Award-winning investigative reporter Robert Kolker delivers a humanizing account of the true-life search for a serial killer still at large on Long Island and presents the first detailed look at the shadow world of online escorts, where making a living is easier than ever, and the dangers remain all too real. A triumph of reporting, a riveting narrative, and "a lashing critique of how society and the police let five young women down" (Dwight Garner, The New York Times), Lost Girls is a portrait of unsolved murders in an idyllic part of America, of the underside of the Internet, and of the secrets we keep without admitting to ourselves that we keep them.
There is something about the writing style that bothered me. I kept trying to put my finger on it, but the best I can come up with is that it’s not very fluid. The short sentences make the reading very choppy.

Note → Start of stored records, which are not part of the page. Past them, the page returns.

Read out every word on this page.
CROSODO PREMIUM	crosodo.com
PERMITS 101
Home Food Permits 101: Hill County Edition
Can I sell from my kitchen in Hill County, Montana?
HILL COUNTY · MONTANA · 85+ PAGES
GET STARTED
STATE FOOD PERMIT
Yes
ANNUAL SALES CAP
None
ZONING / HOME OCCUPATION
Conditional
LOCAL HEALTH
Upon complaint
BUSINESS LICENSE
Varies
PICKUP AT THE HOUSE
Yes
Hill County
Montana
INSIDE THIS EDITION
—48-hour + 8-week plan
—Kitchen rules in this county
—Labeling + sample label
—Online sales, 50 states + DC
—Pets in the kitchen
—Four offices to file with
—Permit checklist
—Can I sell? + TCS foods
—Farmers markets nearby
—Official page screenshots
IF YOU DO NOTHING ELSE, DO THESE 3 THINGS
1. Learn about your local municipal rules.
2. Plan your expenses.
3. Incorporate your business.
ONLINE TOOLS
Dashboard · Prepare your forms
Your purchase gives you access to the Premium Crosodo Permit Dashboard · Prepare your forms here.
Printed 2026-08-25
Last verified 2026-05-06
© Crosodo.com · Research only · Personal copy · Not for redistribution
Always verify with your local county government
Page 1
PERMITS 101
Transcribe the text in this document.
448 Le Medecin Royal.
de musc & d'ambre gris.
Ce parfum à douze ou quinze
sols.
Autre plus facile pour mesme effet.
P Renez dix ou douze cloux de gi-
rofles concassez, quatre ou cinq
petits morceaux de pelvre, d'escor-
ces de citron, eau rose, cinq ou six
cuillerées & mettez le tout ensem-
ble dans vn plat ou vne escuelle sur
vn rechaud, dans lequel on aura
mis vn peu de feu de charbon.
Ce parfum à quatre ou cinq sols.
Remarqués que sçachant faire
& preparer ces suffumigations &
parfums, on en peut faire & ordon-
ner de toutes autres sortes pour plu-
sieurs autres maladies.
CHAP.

Jumping into true crime with I'll Be Gone in the Dark and The Stranger Beside Me may have been a bad idea. Those are very personal works, but this one is so distant. You don’t hear about Robert at all. Maybe that’s why the writing style wasn’t as intriguing to me too. I felt like I was reading a fifth party account of everything. Just a retelling - which all books are. . . They just don’t all FEEL that way.
The writing in the second half of the book was better than the first, but there was something that just kept taking me out of it. It was easy to put it down after each chapter. At times, it even had me looking to see how many more pages were in the chapter. You never want that while reading.
I was upset that I didn’t get sucked into the book. The case is really interesting and I was invested in the story, just not this telling of it. I stuck it out because I wanted to read it to completion, but it felt like a bit of a chore at times.
Lost Girls does start important conversations about how sex workers are treated. From every day citizens to law enforcement. As he points out, it’s been a part of every culture since the beginning of time, so why does society still treat sex work as such a taboo subject and why does that profession lead to so much judgement? Sex workers need protections just like anyone else. I wish that was a commonly shared belief.